| Komisyon Adı | : | PLAN VE BÜTÇE KOMİSYONU |
| Konu | : | 2022 Yılı Merkezi Yönetim Bütçe Kanunu Teklifi (1/283) ile 2020 Yılı Merkezi Yönetim Kesin Hesap Kanunu Teklifi (1/282) ve Sayıştay tezkereleri a) İçişleri Bakanlığı b) Emniyet Genel Müdürlüğü c) Jandarma Genel Komutanlığı ç) Sahil Güvenlik Komutanlığı d) Göç İdaresi Başkanlığı e) Afet ve Acil Durum Yönetimi Başkanlığı |
| Dönemi | : | 27 |
| Yasama Yılı | : | 5 |
| Tarih | : | 22 .11.2021 |
EROL KATIRCIOĞLU (İstanbul) - Teşekkür ederim Sayın Başkan.

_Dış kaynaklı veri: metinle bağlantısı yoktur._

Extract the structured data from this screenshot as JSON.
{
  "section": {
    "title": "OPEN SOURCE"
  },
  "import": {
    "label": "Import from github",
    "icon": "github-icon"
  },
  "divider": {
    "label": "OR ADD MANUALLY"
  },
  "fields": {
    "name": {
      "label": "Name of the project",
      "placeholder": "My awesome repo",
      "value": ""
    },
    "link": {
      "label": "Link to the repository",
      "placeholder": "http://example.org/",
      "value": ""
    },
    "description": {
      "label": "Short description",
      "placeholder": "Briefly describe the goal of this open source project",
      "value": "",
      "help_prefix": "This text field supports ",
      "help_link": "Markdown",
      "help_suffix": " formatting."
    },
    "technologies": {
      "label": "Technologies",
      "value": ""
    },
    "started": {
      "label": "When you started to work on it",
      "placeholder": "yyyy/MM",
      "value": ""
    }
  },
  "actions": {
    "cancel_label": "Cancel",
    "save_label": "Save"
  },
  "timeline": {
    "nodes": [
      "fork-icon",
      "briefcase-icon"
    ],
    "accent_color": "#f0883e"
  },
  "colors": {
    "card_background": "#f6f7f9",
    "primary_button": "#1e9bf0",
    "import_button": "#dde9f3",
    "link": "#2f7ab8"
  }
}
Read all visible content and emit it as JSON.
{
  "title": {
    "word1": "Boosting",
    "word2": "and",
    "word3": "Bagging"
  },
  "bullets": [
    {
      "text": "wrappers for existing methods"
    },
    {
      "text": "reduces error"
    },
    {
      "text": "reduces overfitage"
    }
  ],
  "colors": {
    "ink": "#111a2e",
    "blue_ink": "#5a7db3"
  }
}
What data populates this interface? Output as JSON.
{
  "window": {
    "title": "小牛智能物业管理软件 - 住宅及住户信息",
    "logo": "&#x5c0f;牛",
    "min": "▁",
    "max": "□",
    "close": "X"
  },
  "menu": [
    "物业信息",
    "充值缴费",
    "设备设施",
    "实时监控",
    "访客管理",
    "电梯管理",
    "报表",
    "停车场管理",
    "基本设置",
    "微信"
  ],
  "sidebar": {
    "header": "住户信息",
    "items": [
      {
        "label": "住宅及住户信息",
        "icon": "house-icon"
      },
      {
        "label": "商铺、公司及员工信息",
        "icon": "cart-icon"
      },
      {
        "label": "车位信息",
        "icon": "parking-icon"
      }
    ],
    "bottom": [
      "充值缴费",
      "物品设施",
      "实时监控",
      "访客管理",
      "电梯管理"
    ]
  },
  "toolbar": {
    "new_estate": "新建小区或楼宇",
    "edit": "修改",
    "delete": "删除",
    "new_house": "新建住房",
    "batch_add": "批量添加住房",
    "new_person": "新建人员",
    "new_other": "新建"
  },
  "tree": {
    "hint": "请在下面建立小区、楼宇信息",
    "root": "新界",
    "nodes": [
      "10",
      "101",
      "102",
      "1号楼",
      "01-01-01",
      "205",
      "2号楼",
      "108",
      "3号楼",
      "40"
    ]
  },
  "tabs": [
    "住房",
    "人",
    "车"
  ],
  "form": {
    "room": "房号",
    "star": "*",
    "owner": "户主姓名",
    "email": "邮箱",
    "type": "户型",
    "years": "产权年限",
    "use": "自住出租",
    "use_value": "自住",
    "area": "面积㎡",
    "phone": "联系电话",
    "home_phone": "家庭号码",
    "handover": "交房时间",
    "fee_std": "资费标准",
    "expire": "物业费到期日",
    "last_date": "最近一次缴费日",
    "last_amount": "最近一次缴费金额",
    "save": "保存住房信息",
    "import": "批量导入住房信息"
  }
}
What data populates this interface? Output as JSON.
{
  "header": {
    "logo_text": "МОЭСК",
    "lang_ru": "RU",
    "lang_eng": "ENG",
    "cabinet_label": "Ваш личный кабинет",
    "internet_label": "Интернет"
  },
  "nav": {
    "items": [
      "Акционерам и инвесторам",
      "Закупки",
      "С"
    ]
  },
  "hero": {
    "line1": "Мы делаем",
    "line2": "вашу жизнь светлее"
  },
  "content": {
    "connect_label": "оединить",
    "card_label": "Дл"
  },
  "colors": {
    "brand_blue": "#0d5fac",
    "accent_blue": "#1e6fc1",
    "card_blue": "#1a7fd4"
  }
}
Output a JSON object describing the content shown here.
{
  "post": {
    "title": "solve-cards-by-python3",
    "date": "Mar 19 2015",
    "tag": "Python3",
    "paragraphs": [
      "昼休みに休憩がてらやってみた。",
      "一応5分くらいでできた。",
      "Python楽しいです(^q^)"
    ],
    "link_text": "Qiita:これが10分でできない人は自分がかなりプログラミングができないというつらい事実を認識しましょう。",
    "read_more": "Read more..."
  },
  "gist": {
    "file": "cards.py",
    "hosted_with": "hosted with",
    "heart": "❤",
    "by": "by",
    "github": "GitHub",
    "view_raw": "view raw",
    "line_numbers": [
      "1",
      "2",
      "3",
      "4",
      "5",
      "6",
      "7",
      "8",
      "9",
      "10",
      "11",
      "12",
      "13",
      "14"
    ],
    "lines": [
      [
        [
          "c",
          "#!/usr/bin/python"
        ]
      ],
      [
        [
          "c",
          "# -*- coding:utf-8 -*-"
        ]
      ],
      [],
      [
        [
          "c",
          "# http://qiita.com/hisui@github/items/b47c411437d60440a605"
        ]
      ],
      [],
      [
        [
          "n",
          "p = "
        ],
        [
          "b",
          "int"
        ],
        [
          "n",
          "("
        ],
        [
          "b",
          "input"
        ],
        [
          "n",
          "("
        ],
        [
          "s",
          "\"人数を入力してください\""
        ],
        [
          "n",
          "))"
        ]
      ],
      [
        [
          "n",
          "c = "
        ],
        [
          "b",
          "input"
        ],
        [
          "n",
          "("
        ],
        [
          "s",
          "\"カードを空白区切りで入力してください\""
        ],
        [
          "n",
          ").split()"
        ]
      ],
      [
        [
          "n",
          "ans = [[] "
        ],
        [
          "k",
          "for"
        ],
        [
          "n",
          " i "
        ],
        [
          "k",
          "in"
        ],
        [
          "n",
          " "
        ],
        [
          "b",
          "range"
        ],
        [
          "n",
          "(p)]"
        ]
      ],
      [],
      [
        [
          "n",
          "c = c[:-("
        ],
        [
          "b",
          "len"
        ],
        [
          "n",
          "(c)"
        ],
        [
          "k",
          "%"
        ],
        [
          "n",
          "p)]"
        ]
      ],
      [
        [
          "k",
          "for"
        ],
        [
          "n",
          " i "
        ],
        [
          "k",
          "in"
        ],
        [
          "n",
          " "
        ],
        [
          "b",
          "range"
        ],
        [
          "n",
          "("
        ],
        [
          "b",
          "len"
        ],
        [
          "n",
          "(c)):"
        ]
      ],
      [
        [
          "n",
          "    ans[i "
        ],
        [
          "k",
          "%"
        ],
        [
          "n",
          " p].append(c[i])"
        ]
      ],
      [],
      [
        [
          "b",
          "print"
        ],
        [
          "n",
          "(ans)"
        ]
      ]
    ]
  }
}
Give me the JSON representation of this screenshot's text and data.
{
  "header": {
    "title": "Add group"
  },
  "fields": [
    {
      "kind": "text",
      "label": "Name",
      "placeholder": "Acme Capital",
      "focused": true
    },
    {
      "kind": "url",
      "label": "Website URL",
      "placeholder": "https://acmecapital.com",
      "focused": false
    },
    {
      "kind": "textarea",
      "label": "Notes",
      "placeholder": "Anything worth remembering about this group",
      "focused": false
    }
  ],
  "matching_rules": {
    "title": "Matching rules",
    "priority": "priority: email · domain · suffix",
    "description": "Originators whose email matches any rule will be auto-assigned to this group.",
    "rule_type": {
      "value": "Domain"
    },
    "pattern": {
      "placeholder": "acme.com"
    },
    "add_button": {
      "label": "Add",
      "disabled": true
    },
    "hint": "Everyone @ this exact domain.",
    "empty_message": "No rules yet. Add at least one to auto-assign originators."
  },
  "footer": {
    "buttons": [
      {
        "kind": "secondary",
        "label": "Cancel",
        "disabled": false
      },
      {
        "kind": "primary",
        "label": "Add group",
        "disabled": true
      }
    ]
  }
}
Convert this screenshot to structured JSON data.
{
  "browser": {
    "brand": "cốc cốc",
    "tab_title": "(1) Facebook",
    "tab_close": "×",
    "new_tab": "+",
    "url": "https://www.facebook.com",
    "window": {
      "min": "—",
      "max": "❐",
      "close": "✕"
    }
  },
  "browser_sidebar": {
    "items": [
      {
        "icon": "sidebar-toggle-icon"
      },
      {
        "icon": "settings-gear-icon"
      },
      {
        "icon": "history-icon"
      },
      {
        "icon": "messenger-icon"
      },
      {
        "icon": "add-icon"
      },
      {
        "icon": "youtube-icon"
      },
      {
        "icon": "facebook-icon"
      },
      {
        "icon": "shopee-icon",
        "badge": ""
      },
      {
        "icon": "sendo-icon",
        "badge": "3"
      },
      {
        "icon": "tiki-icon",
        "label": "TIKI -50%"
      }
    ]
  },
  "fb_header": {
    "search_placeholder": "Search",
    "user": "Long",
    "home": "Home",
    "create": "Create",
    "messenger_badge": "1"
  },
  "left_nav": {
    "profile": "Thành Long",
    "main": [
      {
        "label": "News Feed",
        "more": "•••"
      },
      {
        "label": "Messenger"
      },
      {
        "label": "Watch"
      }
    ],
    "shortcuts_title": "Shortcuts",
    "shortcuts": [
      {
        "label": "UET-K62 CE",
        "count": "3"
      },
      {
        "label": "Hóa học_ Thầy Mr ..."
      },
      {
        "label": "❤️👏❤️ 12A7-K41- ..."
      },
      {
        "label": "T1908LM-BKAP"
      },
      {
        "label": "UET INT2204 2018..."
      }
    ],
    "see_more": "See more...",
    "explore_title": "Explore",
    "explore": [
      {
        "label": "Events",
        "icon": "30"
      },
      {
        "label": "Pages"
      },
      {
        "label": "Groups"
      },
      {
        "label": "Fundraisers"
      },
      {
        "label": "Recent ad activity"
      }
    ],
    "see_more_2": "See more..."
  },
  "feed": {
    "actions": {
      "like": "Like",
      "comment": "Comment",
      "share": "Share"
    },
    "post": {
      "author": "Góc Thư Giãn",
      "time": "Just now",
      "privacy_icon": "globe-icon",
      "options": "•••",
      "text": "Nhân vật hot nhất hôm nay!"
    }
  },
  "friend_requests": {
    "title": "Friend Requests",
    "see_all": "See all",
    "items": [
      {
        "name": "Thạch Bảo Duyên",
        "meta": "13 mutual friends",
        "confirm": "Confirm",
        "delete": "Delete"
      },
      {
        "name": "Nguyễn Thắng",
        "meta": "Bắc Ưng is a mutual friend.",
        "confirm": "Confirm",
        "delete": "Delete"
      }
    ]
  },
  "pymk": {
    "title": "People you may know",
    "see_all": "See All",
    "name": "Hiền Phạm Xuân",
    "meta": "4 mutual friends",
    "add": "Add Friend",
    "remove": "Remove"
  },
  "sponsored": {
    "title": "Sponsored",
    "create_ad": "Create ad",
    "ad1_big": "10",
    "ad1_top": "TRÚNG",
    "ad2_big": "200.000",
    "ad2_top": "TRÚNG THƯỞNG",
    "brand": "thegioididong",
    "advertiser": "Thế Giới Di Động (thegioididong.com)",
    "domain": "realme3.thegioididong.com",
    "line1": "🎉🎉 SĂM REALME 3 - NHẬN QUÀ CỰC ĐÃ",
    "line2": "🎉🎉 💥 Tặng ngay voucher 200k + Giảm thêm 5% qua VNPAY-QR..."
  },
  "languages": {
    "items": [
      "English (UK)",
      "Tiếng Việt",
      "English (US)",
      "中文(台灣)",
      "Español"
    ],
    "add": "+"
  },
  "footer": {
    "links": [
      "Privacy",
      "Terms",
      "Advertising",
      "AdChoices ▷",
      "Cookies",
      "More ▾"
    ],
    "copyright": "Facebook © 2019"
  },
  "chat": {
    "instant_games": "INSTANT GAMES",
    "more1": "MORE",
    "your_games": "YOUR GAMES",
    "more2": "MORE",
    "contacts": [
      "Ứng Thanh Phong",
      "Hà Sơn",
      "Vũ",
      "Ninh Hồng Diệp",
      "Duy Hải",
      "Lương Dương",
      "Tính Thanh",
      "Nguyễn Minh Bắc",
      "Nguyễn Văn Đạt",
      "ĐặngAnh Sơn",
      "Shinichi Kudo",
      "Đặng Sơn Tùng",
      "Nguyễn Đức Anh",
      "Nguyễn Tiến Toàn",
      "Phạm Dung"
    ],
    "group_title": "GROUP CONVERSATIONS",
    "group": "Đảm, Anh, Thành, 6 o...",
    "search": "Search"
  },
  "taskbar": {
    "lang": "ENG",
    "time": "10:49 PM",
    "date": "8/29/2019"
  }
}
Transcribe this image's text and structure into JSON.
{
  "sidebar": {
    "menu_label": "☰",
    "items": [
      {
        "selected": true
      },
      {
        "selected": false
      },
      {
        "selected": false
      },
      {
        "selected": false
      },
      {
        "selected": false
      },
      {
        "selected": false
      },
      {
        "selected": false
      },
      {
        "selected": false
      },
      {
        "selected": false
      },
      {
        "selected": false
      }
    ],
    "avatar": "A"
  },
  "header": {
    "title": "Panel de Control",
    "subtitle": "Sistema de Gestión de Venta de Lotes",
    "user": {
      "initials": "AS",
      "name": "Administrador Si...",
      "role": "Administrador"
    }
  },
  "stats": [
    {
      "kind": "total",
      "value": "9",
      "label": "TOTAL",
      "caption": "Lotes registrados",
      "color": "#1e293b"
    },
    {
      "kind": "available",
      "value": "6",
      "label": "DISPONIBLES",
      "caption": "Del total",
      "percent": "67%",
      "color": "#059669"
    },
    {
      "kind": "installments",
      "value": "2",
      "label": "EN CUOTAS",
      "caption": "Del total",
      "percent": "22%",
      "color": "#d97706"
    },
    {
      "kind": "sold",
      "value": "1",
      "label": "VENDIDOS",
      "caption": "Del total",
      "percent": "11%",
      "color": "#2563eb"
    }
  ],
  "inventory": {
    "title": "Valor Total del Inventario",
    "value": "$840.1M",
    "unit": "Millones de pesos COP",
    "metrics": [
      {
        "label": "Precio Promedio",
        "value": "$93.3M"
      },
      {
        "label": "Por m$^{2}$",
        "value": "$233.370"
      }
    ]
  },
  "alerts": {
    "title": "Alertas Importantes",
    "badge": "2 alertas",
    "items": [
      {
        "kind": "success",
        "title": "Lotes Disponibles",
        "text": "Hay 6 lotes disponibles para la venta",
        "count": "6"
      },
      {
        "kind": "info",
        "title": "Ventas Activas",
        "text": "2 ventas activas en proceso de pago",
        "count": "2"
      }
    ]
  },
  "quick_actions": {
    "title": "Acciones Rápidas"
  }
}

Sayın Bakan, değerli Bakan Yardımcıları, bürokratlar, basın mensupları; hepinizi saygıyla selamlıyorum.
Ben konuşmama Sayın Cumhurbaşkanının çok sık söylediği ve çok da önemsediği bir cümleyle başlamak istiyorum. Özellikle son günlerde çok tartışmalı bir ifadesi, diyor ki: "Enflasyon dediğiniz şey bir sonuçtur, asıl sebep faizdir." Yani "Enflasyonu engellemek istiyorsanız faizi düşürmeniz lazım." diyor. Değerli arkadaşlar, ben bu cümleyi başka bir biçimde ifade etmek istiyorum: Türkiye'de şiddet bir sonuçtur, sebep eksik demokrasidir.
Şimdi, bu Mecliste -aşağı yukarı üç buçuk yıl oldu- hep tartışıyoruz, terör merör vesaire söyleniyor, işte "PKK'ya bilmem ne de..." falan filan deniyor fakat hiç kimseden şunu duymadım: "Ya, bu terör niye var Allah aşkına? Ne oldu da bu ülkede terör var?" Şimdi, bu soruyu sormadığınız zaman esas itibarıyla, tıpkı enflasyon-faiz arasındaki ilişki gibi, olayı anlayamazsınız ve anlayamıyorsunuz da zaten. Kusura bakmayın ama bunu böyle söylemek ihtiyacı hissediyorum çünkü burada benim partime ilişkin olarak ifade edilen cümleler asla kabul edilebilir cümleler değil. Sizler Halkların Demokratik Partisiyle ilgili olarak bir kanaate sahip olabilirsiniz. Tabii ki bizim partimizin üyesi değilsiniz, bizim partiye sempati duymayabilirsiniz ama değerli arkadaşlar, eğer oynadığımız oyun bir demokrasi oyunuysa demokrasi oyununda düşmanlara yer yoktur, ancak rakiplere yer vardır; dolayısıyla da bizler fikirlerimizle farklı farklı yerlerden farklı şeyler söylüyoruz ama söylediklerimiz esas itibarıyla, kırıcı olmaktan çok, düşündüğümüz, gördüğümüz gerçekleri ifade etmek üzerine oluyor.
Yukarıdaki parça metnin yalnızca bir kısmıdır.